Japończyk przyszedł na obiekt przygotowań Anity Włodarczyk z transparentem, na którym było napisane: "Witam serdecznie. Daj spokój". Jak się później okazało, pierwotne znaczenie miało być zupełnie odmienne, o czym na Instagramie napisała polska atletka. - Dzisiaj kibic wyjaśnił, że chciał napisać: "Do boju, powodzenia" - oznajmiła Włodarczyk.
Anita Włodarczyk podeszła do sprawy ze sporym dystansem. Gdy dowiedziała się, co miał oznaczać napis na plakacie, postanowiła nagrodzić kibica. - Z przyjemnością złożyłam autograf na tym wyjątkowym plakacie i zrobiliśmy sobie pamiątkowe zdjęcie - dodała pod zdjęciem reprezentantka Polski. - Bardzo dziękuję za wszelką pomoc, Takasaki! Wiadomość przyjęliśmy i dziękujemy w języku japońskim. Jeszcze kiedyś się zobaczymy - napisała 35-latka w języku japońskim.

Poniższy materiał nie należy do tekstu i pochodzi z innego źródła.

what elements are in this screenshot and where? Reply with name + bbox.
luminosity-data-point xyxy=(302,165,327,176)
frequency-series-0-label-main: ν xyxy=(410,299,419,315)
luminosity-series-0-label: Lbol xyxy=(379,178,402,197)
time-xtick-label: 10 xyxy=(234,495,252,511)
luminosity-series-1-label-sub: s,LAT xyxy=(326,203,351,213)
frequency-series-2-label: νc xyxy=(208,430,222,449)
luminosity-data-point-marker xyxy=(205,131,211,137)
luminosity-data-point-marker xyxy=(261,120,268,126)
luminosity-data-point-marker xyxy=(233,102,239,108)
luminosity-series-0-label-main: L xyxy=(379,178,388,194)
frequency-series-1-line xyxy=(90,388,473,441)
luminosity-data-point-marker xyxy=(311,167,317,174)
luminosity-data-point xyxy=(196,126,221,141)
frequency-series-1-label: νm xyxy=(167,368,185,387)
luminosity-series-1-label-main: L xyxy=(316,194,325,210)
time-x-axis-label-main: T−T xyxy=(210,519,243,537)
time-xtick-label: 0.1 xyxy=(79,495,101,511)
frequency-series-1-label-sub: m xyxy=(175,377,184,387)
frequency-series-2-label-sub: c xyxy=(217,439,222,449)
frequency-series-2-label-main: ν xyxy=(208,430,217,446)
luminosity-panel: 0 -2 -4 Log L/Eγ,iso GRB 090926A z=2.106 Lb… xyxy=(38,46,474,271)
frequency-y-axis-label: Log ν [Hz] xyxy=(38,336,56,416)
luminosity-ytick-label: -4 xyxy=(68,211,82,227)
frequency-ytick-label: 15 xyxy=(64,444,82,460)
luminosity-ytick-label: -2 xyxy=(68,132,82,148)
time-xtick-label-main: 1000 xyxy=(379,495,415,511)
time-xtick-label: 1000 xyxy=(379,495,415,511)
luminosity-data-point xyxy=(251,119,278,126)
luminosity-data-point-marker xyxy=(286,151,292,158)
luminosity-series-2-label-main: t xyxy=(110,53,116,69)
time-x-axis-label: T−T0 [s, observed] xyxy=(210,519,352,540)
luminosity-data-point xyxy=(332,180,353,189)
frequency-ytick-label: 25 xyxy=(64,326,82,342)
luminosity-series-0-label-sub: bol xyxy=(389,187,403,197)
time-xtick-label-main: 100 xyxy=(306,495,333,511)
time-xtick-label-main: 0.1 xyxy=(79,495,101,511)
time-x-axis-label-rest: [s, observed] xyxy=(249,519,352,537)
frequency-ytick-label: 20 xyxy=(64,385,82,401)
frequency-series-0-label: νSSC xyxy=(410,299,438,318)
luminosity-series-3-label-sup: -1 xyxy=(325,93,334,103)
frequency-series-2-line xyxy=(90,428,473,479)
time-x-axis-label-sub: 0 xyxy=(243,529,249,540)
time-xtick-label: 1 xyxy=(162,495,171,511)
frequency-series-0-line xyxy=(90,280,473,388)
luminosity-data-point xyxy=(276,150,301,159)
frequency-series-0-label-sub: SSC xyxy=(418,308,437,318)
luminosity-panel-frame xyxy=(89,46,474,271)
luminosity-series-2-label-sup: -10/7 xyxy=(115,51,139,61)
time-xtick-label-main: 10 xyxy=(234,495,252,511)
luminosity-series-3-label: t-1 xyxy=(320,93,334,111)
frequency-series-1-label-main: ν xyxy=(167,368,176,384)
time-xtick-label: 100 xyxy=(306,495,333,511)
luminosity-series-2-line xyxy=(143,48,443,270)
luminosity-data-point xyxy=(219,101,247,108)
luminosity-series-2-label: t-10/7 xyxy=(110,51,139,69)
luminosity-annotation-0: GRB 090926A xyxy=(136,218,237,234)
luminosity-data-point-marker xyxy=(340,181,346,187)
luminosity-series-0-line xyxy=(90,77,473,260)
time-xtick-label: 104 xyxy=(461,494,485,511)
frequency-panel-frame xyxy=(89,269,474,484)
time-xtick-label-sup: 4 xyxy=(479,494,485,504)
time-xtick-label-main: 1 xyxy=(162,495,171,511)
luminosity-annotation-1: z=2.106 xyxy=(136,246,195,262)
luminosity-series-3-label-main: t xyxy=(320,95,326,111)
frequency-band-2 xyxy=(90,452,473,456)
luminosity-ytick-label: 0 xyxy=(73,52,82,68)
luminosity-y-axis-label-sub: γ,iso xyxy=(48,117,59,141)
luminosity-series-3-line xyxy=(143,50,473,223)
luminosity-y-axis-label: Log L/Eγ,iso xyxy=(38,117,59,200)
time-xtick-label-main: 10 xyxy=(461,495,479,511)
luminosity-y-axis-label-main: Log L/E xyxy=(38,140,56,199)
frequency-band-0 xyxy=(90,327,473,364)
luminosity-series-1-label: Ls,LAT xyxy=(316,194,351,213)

Anita Włodarczyk jest jedną z pretendentek do zdobycia podium na IO w Tokio. - Przede wszystkim na moją ukochaną lekkoatletykę. Bardzo czekam na finał sztafety 4x400 kobiet. Mam nadzieję, że dziewczyny powalczą o medal. Na pewno też czekam na to, co zrobi Anita Włodarczyk, a właściwie, co pokażą nasze wszystkie trzy młociarki. Do tego dochodzą obaj nasi młociarze. Chyba też każdy chciałby zobaczyć Patryka Dobka w finale olimpijskim, walczącego może nawet o coś więcej - wyliczał przed kilkunastoma dniami Marcin Nowak, szef polskiej misji olimpijskiej na igrzyska Tokio 2020. Finał młociarek odbędzie się 3 sierpnia. Dzień później będzie startował Fajdek.